Le syndicat des enseignants a termine la grève à Jersey City avec un accord au rabais alors que les enseignants se mobilisaient

Le syndicat des enseignants de Jersey City (JCEA) a annoncé dimanche soir qu’il avait conclu un accord avec l’académie scolaire pour mettre fin à la grève de 4000 enseignants et personnels scolaires dans la deuxième plus grande académie du New Jersey. Le syndicat s’est empressé d’obtenir l’accord au moment où la base des grévistes refusait de respecter une injonction du tribunal de Hudson County de reprendre le travail, ce qui aurait pu rapidement devenir un affrontement plus général avec les politiciens démocrates et républicains de l’État.

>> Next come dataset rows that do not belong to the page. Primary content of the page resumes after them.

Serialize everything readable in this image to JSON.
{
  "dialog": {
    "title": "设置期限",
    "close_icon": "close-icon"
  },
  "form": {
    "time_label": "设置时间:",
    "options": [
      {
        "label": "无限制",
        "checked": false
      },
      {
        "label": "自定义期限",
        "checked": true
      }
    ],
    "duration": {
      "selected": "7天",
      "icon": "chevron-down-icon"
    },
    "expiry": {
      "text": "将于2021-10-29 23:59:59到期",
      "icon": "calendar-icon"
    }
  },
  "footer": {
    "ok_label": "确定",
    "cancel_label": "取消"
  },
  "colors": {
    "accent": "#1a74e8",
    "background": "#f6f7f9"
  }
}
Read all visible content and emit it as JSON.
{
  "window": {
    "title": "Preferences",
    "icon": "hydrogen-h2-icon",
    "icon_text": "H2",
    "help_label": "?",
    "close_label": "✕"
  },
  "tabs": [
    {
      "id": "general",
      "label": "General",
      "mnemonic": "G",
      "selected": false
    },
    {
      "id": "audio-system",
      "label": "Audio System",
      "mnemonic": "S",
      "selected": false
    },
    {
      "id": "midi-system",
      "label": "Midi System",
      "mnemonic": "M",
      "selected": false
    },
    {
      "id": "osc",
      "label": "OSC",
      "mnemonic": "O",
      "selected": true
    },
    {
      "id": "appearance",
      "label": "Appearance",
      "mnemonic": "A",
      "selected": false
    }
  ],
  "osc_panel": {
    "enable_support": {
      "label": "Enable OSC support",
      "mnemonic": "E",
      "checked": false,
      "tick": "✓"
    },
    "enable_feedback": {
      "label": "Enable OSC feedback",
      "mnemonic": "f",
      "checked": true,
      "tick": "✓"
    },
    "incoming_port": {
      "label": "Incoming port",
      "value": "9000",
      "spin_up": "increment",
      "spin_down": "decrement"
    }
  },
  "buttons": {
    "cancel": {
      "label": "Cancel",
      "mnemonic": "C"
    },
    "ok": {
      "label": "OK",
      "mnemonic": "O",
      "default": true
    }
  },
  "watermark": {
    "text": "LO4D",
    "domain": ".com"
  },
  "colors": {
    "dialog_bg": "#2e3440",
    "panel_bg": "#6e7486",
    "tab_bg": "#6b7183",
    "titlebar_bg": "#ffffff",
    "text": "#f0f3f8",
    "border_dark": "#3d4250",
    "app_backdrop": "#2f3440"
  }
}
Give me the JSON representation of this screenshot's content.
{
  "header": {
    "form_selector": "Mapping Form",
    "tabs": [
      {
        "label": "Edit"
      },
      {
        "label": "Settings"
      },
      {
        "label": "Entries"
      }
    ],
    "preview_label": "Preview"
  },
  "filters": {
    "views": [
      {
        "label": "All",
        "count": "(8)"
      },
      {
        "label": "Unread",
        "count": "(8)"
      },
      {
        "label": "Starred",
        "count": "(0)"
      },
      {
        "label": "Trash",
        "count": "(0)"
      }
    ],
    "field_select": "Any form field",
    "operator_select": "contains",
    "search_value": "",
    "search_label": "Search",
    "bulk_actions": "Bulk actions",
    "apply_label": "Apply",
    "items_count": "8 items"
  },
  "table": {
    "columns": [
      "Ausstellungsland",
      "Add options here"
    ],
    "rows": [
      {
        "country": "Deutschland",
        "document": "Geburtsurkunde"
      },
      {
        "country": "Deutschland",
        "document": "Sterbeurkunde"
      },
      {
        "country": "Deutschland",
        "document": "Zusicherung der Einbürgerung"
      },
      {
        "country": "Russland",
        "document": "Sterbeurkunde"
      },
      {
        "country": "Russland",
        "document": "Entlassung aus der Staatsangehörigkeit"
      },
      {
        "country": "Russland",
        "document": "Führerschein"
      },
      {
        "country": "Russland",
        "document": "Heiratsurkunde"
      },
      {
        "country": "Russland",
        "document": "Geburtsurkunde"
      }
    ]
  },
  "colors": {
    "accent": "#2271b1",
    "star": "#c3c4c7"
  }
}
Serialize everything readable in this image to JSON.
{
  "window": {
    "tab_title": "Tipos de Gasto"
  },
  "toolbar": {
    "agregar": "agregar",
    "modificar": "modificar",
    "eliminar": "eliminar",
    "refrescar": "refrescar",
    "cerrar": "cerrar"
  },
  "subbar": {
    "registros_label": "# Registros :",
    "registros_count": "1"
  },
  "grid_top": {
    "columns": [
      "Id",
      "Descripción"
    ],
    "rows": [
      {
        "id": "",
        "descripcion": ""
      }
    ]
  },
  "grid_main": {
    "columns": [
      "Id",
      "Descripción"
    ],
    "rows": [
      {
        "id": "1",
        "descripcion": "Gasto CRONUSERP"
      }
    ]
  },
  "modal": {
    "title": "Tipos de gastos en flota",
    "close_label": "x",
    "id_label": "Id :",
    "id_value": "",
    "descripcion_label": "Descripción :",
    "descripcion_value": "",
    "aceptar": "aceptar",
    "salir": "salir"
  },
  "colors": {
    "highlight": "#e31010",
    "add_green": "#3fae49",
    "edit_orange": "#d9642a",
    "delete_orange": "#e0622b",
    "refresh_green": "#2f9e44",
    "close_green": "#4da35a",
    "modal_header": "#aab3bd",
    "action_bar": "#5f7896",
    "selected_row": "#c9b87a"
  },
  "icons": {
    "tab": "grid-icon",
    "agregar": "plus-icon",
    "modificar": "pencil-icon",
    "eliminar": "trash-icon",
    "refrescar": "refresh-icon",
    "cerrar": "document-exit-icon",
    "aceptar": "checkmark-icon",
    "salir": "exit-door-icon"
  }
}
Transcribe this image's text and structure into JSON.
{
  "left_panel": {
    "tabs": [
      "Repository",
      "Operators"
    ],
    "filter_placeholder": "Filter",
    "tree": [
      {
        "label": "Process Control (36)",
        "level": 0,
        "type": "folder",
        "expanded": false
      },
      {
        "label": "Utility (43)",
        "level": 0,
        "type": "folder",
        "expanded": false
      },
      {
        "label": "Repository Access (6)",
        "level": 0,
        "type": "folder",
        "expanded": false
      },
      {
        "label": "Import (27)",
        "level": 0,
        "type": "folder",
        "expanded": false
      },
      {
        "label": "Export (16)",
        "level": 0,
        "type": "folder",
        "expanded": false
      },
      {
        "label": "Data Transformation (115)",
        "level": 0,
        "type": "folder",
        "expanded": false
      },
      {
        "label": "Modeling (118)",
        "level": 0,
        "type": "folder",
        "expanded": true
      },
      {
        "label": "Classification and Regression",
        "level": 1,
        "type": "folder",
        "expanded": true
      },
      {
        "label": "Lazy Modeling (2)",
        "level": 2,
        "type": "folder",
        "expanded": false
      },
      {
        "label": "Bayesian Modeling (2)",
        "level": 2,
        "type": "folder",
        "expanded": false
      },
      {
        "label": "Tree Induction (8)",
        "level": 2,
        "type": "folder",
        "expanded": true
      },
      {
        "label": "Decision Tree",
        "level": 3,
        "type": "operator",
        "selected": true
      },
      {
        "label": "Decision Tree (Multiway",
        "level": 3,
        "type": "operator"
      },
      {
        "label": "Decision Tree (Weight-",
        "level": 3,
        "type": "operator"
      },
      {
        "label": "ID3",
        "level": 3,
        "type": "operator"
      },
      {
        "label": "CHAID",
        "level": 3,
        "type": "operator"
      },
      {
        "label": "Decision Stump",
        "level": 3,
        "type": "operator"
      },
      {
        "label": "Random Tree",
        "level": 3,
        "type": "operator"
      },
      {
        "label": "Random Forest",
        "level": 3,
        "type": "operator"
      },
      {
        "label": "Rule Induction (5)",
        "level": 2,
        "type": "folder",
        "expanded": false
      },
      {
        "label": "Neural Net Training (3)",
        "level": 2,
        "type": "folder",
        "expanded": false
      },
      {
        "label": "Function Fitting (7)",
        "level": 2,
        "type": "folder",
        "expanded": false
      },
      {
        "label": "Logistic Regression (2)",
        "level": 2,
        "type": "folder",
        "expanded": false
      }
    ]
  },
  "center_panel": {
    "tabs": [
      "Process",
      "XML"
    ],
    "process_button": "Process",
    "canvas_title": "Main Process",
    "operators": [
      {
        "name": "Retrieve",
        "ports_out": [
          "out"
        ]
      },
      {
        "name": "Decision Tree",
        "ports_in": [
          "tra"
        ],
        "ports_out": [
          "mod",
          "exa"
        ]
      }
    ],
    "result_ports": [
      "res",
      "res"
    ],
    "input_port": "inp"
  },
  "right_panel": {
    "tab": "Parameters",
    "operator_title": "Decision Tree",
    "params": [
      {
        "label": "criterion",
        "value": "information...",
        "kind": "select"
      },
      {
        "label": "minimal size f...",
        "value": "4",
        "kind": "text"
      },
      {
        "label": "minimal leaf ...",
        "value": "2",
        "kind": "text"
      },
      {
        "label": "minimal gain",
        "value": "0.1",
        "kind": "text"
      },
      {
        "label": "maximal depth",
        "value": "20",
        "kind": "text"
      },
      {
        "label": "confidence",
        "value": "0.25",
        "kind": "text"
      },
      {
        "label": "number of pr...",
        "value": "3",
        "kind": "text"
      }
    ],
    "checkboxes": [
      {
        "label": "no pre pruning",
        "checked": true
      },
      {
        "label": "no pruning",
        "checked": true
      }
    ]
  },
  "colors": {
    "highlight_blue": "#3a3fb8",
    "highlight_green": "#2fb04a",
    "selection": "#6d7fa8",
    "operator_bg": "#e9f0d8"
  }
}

Avec un mépris typique à l’égard des enseignants de base, le JCEA a publié une déclaration sommaire sur sa page Facebook, annonçant : « A l’heure de cette mise en ligne, les détails de l’accord n’avaient pas été divulgués, mais le JCEA maintenait depuis longtemps qu’un allégement des cotisations de soins de santé onéreuses imposées par la loi, mais négociable au niveau de l’Etat, était une question fondamentale dans les négociations. » Le syndicat a déclaré que les établissements rouvriraient leurs portes comme prévu lundi matin sans dire un mot quant à un vote sur l’accord par les grévistes, et sans même qu’ils prennent connaissance des détails de l’accord.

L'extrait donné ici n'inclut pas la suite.